Partikel debu dari Komet 109P/Swift-Tuttle yang menembus atmosfer Bumi menghasilkan kilatan meteor yang terekam di Timau, Nusa Tenggara Timur. Satu jejak cahaya Perseid terlihat dalam pemantauan langit oleh Observatorium Nasional Timau pada 13 Agustus 2026.
Peristiwa singkat itu menunjukkan hubungan antara perjalanan material komet di Tata Surya dan pemandangan yang dapat diamati dari Bumi. Rekaman dari Timau juga menegaskan peran langit gelap dalam menangkap cahaya meteor di tengah ribuan titik bintang.
Dari Jalur Komet ke Langit Malam
Komet 109P/Swift-Tuttle meninggalkan debu serta partikel kecil di sepanjang orbitnya saat bergerak mengelilingi Matahari. Bumi melintasi jalur sisa material tersebut secara berkala, sehingga hujan meteor Perseid dapat terjadi setiap tahun.
Saat memasuki atmosfer, partikel-partikel itu bergerak dengan kecepatan sangat tinggi. Gesekan dan interaksi dengan atmosfer memanaskan material hingga menghasilkan pijaran yang dikenal sebagai meteor.
Cahaya yang terlihat dari permukaan Bumi hanya bertahan sangat cepat. Namun, garis terang itu berasal dari partikel komet yang telah menempuh perjalanan panjang di Tata Surya sebelum memasuki atmosfer.
Perseid Tidak Benar-Benar Berasal dari Perseus
Nama Hujan Meteor Perseid diambil dari rasi Perseus. Dari Bumi, arah lintasan meteor dalam hujan ini tampak seolah-olah memancar dari satu titik di area rasi tersebut.
Titik tampak asal itu disebut radiant. Meteor tidak berasal dari rasi Perseus, karena kesan tersebut muncul akibat perspektif arah lintasan ketika diamati dari Bumi.
Apabila jalur meteor ditarik mundur, lintasan itu terlihat mengarah ke area Perseus. Meski memiliki radiant yang sama, meteor Perseid tetap dapat melintas pada berbagai bagian langit malam.
Kilatan yang Tertangkap Kamera Pemantau
Kilatan di Timau direkam oleh Kamera Allsky, perangkat yang memantau bentangan langit luas secara terus-menerus. Dalam video timelapse, satu garis cahaya tampak melintas di antara bintang-bintang malam.
Observatorium Timau membagikan tayangan tersebut melalui akun Instagram resminya. Video itu tidak hanya merekam meteor, tetapi juga memperlihatkan perubahan posisi bintang sepanjang waktu pengamatan.
Perubahan itu merupakan gerak semu langit yang muncul akibat rotasi Bumi. Perekaman berdurasi panjang membuat pola pergerakan bintang lebih mudah terlihat dalam tayangan timelapse.

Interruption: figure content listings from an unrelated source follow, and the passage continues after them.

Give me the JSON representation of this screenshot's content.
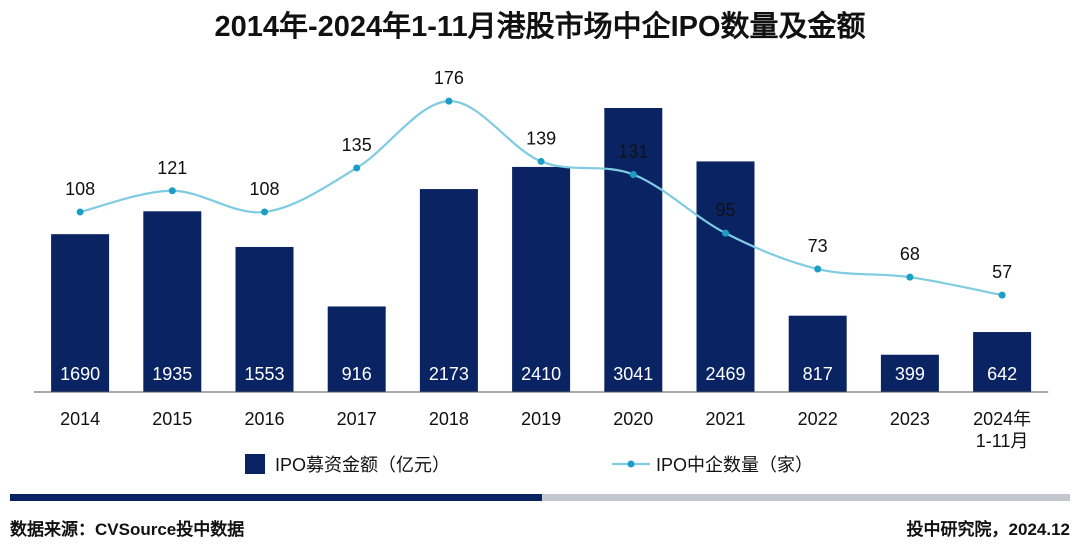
{
  "chart_data": {
    "type": "bar+line",
    "title": "2014年-2024年1-11月港股市场中企IPO数量及金额",
    "categories": [
      [
        "2014"
      ],
      [
        "2015"
      ],
      [
        "2016"
      ],
      [
        "2017"
      ],
      [
        "2018"
      ],
      [
        "2019"
      ],
      [
        "2020"
      ],
      [
        "2021"
      ],
      [
        "2022"
      ],
      [
        "2023"
      ],
      [
        "2024年",
        "1-11月"
      ]
    ],
    "series": [
      {
        "name": "IPO募资金额（亿元）",
        "type": "bar",
        "color": "#0a2463",
        "values": [
          1690,
          1935,
          1553,
          916,
          2173,
          2410,
          3041,
          2469,
          817,
          399,
          642
        ]
      },
      {
        "name": "IPO中企数量（家）",
        "type": "line",
        "color": "#7ecbe2",
        "marker_color": "#1b9dc6",
        "values": [
          108,
          121,
          108,
          135,
          176,
          139,
          131,
          95,
          73,
          68,
          57
        ]
      }
    ],
    "legend_position": "bottom",
    "grid": false
  },
  "footer": {
    "source": "数据来源：CVSource投中数据",
    "credit": "投中研究院，2024.12"
  },
  "colors": {
    "bar": "#0a2463",
    "line": "#7ecbe2",
    "marker": "#1b9dc6",
    "rule_dark": "#0a2463",
    "rule_light": "#c3c7cf",
    "axis": "#555555"
  }
}
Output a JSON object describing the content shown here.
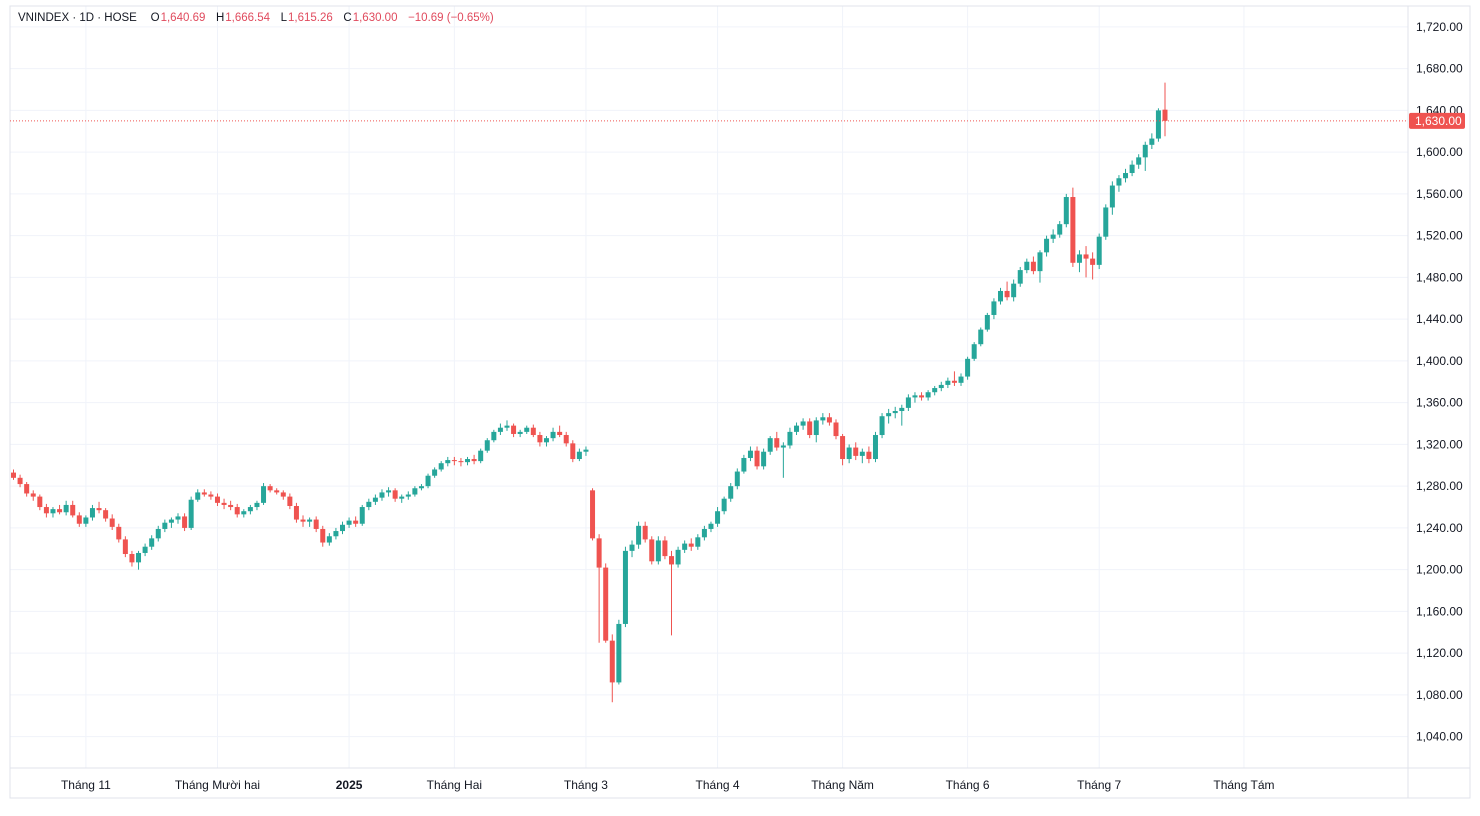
{
  "chart_data": {
    "type": "candlestick",
    "title": "VNINDEX · 1D · HOSE",
    "ohlc_header": {
      "open_label": "O",
      "open": "1,640.69",
      "high_label": "H",
      "high": "1,666.54",
      "low_label": "L",
      "low": "1,615.26",
      "close_label": "C",
      "close": "1,630.00",
      "change": "−10.69 (−0.65%)"
    },
    "last_price_label": "1,630.00",
    "last_price": 1630,
    "ylim": [
      1010,
      1740
    ],
    "y_ticks": [
      1040,
      1080,
      1120,
      1160,
      1200,
      1240,
      1280,
      1320,
      1360,
      1400,
      1440,
      1480,
      1520,
      1560,
      1600,
      1640,
      1680,
      1720
    ],
    "y_tick_labels": [
      "1,040.00",
      "1,080.00",
      "1,120.00",
      "1,160.00",
      "1,200.00",
      "1,240.00",
      "1,280.00",
      "1,320.00",
      "1,360.00",
      "1,400.00",
      "1,440.00",
      "1,480.00",
      "1,520.00",
      "1,560.00",
      "1,600.00",
      "1,640.00",
      "1,680.00",
      "1,720.00"
    ],
    "x_ticks": [
      {
        "label": "Tháng 11",
        "index": 11,
        "bold": false
      },
      {
        "label": "Tháng Mười hai",
        "index": 31,
        "bold": false
      },
      {
        "label": "2025",
        "index": 51,
        "bold": true
      },
      {
        "label": "Tháng Hai",
        "index": 67,
        "bold": false
      },
      {
        "label": "Tháng 3",
        "index": 87,
        "bold": false
      },
      {
        "label": "Tháng 4",
        "index": 107,
        "bold": false
      },
      {
        "label": "Tháng Năm",
        "index": 126,
        "bold": false
      },
      {
        "label": "Tháng 6",
        "index": 145,
        "bold": false
      },
      {
        "label": "Tháng 7",
        "index": 165,
        "bold": false
      },
      {
        "label": "Tháng Tám",
        "index": 187,
        "bold": false
      }
    ],
    "colors": {
      "up": "#26a69a",
      "down": "#ef5350",
      "grid": "#f0f3fa",
      "price_line": "#ef5350"
    },
    "candles": [
      [
        1293,
        1296,
        1286,
        1288
      ],
      [
        1288,
        1291,
        1279,
        1282
      ],
      [
        1282,
        1284,
        1270,
        1273
      ],
      [
        1273,
        1276,
        1266,
        1270
      ],
      [
        1270,
        1272,
        1257,
        1260
      ],
      [
        1260,
        1263,
        1250,
        1254
      ],
      [
        1254,
        1260,
        1250,
        1258
      ],
      [
        1258,
        1262,
        1253,
        1255
      ],
      [
        1255,
        1266,
        1252,
        1262
      ],
      [
        1262,
        1266,
        1250,
        1252
      ],
      [
        1252,
        1255,
        1241,
        1244
      ],
      [
        1244,
        1252,
        1241,
        1250
      ],
      [
        1250,
        1262,
        1247,
        1259
      ],
      [
        1259,
        1265,
        1254,
        1257
      ],
      [
        1257,
        1259,
        1246,
        1249
      ],
      [
        1249,
        1253,
        1238,
        1241
      ],
      [
        1241,
        1244,
        1226,
        1229
      ],
      [
        1229,
        1232,
        1212,
        1215
      ],
      [
        1215,
        1218,
        1203,
        1207
      ],
      [
        1207,
        1218,
        1200,
        1216
      ],
      [
        1216,
        1225,
        1213,
        1222
      ],
      [
        1222,
        1233,
        1219,
        1230
      ],
      [
        1230,
        1242,
        1227,
        1239
      ],
      [
        1239,
        1248,
        1236,
        1245
      ],
      [
        1245,
        1250,
        1240,
        1248
      ],
      [
        1248,
        1254,
        1244,
        1251
      ],
      [
        1251,
        1254,
        1237,
        1240
      ],
      [
        1240,
        1270,
        1238,
        1267
      ],
      [
        1267,
        1277,
        1265,
        1274
      ],
      [
        1274,
        1277,
        1270,
        1272
      ],
      [
        1272,
        1275,
        1267,
        1270
      ],
      [
        1270,
        1273,
        1261,
        1264
      ],
      [
        1264,
        1268,
        1258,
        1262
      ],
      [
        1262,
        1266,
        1257,
        1260
      ],
      [
        1260,
        1263,
        1250,
        1253
      ],
      [
        1253,
        1258,
        1250,
        1256
      ],
      [
        1256,
        1262,
        1253,
        1260
      ],
      [
        1260,
        1266,
        1257,
        1264
      ],
      [
        1264,
        1283,
        1262,
        1280
      ],
      [
        1280,
        1282,
        1274,
        1276
      ],
      [
        1276,
        1278,
        1272,
        1274
      ],
      [
        1274,
        1276,
        1267,
        1270
      ],
      [
        1270,
        1273,
        1258,
        1261
      ],
      [
        1261,
        1264,
        1245,
        1248
      ],
      [
        1248,
        1252,
        1241,
        1246
      ],
      [
        1246,
        1250,
        1241,
        1248
      ],
      [
        1248,
        1251,
        1236,
        1239
      ],
      [
        1239,
        1242,
        1222,
        1226
      ],
      [
        1226,
        1235,
        1223,
        1232
      ],
      [
        1232,
        1240,
        1229,
        1237
      ],
      [
        1237,
        1246,
        1234,
        1243
      ],
      [
        1243,
        1250,
        1240,
        1247
      ],
      [
        1247,
        1251,
        1241,
        1244
      ],
      [
        1244,
        1262,
        1242,
        1260
      ],
      [
        1260,
        1268,
        1257,
        1265
      ],
      [
        1265,
        1272,
        1262,
        1269
      ],
      [
        1269,
        1277,
        1266,
        1274
      ],
      [
        1274,
        1279,
        1270,
        1276
      ],
      [
        1276,
        1278,
        1265,
        1268
      ],
      [
        1268,
        1272,
        1264,
        1270
      ],
      [
        1270,
        1275,
        1267,
        1272
      ],
      [
        1272,
        1280,
        1270,
        1278
      ],
      [
        1278,
        1282,
        1276,
        1280
      ],
      [
        1280,
        1292,
        1278,
        1290
      ],
      [
        1290,
        1298,
        1288,
        1296
      ],
      [
        1296,
        1304,
        1294,
        1302
      ],
      [
        1302,
        1308,
        1299,
        1305
      ],
      [
        1305,
        1308,
        1300,
        1304
      ],
      [
        1304,
        1307,
        1299,
        1303
      ],
      [
        1303,
        1308,
        1300,
        1306
      ],
      [
        1306,
        1310,
        1301,
        1304
      ],
      [
        1304,
        1316,
        1302,
        1314
      ],
      [
        1314,
        1326,
        1312,
        1324
      ],
      [
        1324,
        1334,
        1322,
        1332
      ],
      [
        1332,
        1340,
        1329,
        1336
      ],
      [
        1336,
        1343,
        1333,
        1338
      ],
      [
        1338,
        1340,
        1327,
        1330
      ],
      [
        1330,
        1334,
        1327,
        1332
      ],
      [
        1332,
        1338,
        1330,
        1336
      ],
      [
        1336,
        1339,
        1327,
        1329
      ],
      [
        1329,
        1332,
        1318,
        1322
      ],
      [
        1322,
        1328,
        1318,
        1326
      ],
      [
        1326,
        1336,
        1323,
        1332
      ],
      [
        1332,
        1338,
        1327,
        1329
      ],
      [
        1329,
        1332,
        1318,
        1321
      ],
      [
        1321,
        1324,
        1303,
        1306
      ],
      [
        1306,
        1316,
        1304,
        1313
      ],
      [
        1313,
        1318,
        1309,
        1315
      ],
      [
        1276,
        1278,
        1228,
        1230
      ],
      [
        1230,
        1234,
        1130,
        1202
      ],
      [
        1202,
        1206,
        1130,
        1132
      ],
      [
        1132,
        1138,
        1073,
        1092
      ],
      [
        1092,
        1152,
        1090,
        1148
      ],
      [
        1148,
        1222,
        1145,
        1218
      ],
      [
        1218,
        1228,
        1212,
        1224
      ],
      [
        1224,
        1246,
        1220,
        1242
      ],
      [
        1242,
        1246,
        1226,
        1229
      ],
      [
        1229,
        1232,
        1205,
        1208
      ],
      [
        1208,
        1232,
        1205,
        1228
      ],
      [
        1228,
        1232,
        1210,
        1213
      ],
      [
        1213,
        1218,
        1137,
        1205
      ],
      [
        1205,
        1222,
        1202,
        1219
      ],
      [
        1219,
        1228,
        1216,
        1225
      ],
      [
        1225,
        1230,
        1218,
        1222
      ],
      [
        1222,
        1234,
        1219,
        1231
      ],
      [
        1231,
        1242,
        1228,
        1239
      ],
      [
        1239,
        1246,
        1236,
        1244
      ],
      [
        1244,
        1260,
        1241,
        1256
      ],
      [
        1256,
        1270,
        1253,
        1268
      ],
      [
        1268,
        1283,
        1265,
        1280
      ],
      [
        1280,
        1297,
        1277,
        1294
      ],
      [
        1294,
        1310,
        1292,
        1307
      ],
      [
        1307,
        1318,
        1304,
        1314
      ],
      [
        1314,
        1318,
        1296,
        1299
      ],
      [
        1299,
        1316,
        1296,
        1313
      ],
      [
        1313,
        1328,
        1310,
        1326
      ],
      [
        1326,
        1332,
        1314,
        1317
      ],
      [
        1317,
        1322,
        1288,
        1319
      ],
      [
        1319,
        1336,
        1316,
        1332
      ],
      [
        1332,
        1341,
        1329,
        1338
      ],
      [
        1338,
        1345,
        1334,
        1342
      ],
      [
        1342,
        1345,
        1326,
        1329
      ],
      [
        1329,
        1346,
        1322,
        1343
      ],
      [
        1343,
        1350,
        1339,
        1346
      ],
      [
        1346,
        1350,
        1338,
        1341
      ],
      [
        1341,
        1344,
        1325,
        1328
      ],
      [
        1328,
        1330,
        1300,
        1306
      ],
      [
        1306,
        1320,
        1302,
        1317
      ],
      [
        1317,
        1322,
        1305,
        1309
      ],
      [
        1309,
        1316,
        1302,
        1313
      ],
      [
        1313,
        1318,
        1302,
        1306
      ],
      [
        1306,
        1332,
        1303,
        1329
      ],
      [
        1329,
        1350,
        1326,
        1347
      ],
      [
        1347,
        1354,
        1340,
        1350
      ],
      [
        1350,
        1356,
        1345,
        1352
      ],
      [
        1352,
        1358,
        1338,
        1355
      ],
      [
        1355,
        1368,
        1352,
        1365
      ],
      [
        1365,
        1370,
        1360,
        1367
      ],
      [
        1367,
        1370,
        1362,
        1365
      ],
      [
        1365,
        1372,
        1362,
        1370
      ],
      [
        1370,
        1376,
        1367,
        1374
      ],
      [
        1374,
        1380,
        1371,
        1377
      ],
      [
        1377,
        1384,
        1374,
        1381
      ],
      [
        1381,
        1390,
        1376,
        1379
      ],
      [
        1379,
        1388,
        1376,
        1385
      ],
      [
        1385,
        1404,
        1382,
        1402
      ],
      [
        1402,
        1418,
        1400,
        1416
      ],
      [
        1416,
        1432,
        1414,
        1430
      ],
      [
        1430,
        1446,
        1428,
        1444
      ],
      [
        1444,
        1460,
        1440,
        1457
      ],
      [
        1457,
        1470,
        1454,
        1467
      ],
      [
        1467,
        1476,
        1458,
        1461
      ],
      [
        1461,
        1478,
        1457,
        1474
      ],
      [
        1474,
        1490,
        1471,
        1487
      ],
      [
        1487,
        1498,
        1484,
        1495
      ],
      [
        1495,
        1500,
        1483,
        1486
      ],
      [
        1486,
        1506,
        1475,
        1504
      ],
      [
        1504,
        1520,
        1500,
        1517
      ],
      [
        1517,
        1526,
        1513,
        1521
      ],
      [
        1521,
        1534,
        1518,
        1531
      ],
      [
        1531,
        1560,
        1528,
        1557
      ],
      [
        1557,
        1566,
        1490,
        1494
      ],
      [
        1494,
        1506,
        1485,
        1502
      ],
      [
        1502,
        1510,
        1480,
        1498
      ],
      [
        1498,
        1504,
        1478,
        1492
      ],
      [
        1492,
        1522,
        1488,
        1519
      ],
      [
        1519,
        1550,
        1516,
        1547
      ],
      [
        1547,
        1572,
        1540,
        1568
      ],
      [
        1568,
        1578,
        1562,
        1575
      ],
      [
        1575,
        1584,
        1571,
        1580
      ],
      [
        1580,
        1592,
        1577,
        1588
      ],
      [
        1588,
        1598,
        1584,
        1595
      ],
      [
        1595,
        1610,
        1582,
        1607
      ],
      [
        1607,
        1618,
        1603,
        1613
      ],
      [
        1613,
        1642,
        1610,
        1640
      ],
      [
        1640.69,
        1666.54,
        1615.26,
        1630
      ]
    ]
  }
}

Keunggulan Langit Gelap NTT
Lokasi observatorium memiliki kondisi langit yang relatif minim polusi cahaya. Hal ini membuat kontras langit malam lebih baik sehingga benda langit redup, termasuk meteor, lebih mudah diamati maupun direkam.
Lampu dari kawasan perkotaan dapat mengurangi kontras dan membuat langit tampak terang. Akibatnya, meteor dengan cahaya yang tidak terlalu kuat dapat menjadi lebih sulit terlihat.
Kawasan dengan langit gelap karena itu penting untuk kegiatan pengamatan astronomi. Rekaman Perseid di Timau memperlihatkan manfaat kondisi tersebut bagi dokumentasi fenomena langit yang singkat.
Periode Kemunculan Perseid
Perseid umumnya dapat diamati dari Juli hingga Agustus dan mencapai puncak aktivitas pada Agustus. Fenomena ini kembali muncul setiap tahun karena Bumi kembali melewati jalur material yang ditinggalkan Komet 109P/Swift-Tuttle.
Pada periode pengamatan tahun ini, Bulan Baru turut mendukung pengamatan karena cahaya Bulan yang minim membuat langit lebih gelap. Kondisi tersebut memberi peluang lebih besar untuk menangkap meteor redup seperti yang terlihat dalam rekaman dari Timau.
Dokumentasi itu memperlihatkan bahwa satu kilatan singkat dapat membawa konteks astronomi yang luas. Dari jejak debu komet hingga kualitas langit malam NTT, seluruh unsur tersebut bertemu dalam satu rekaman meteor Perseid.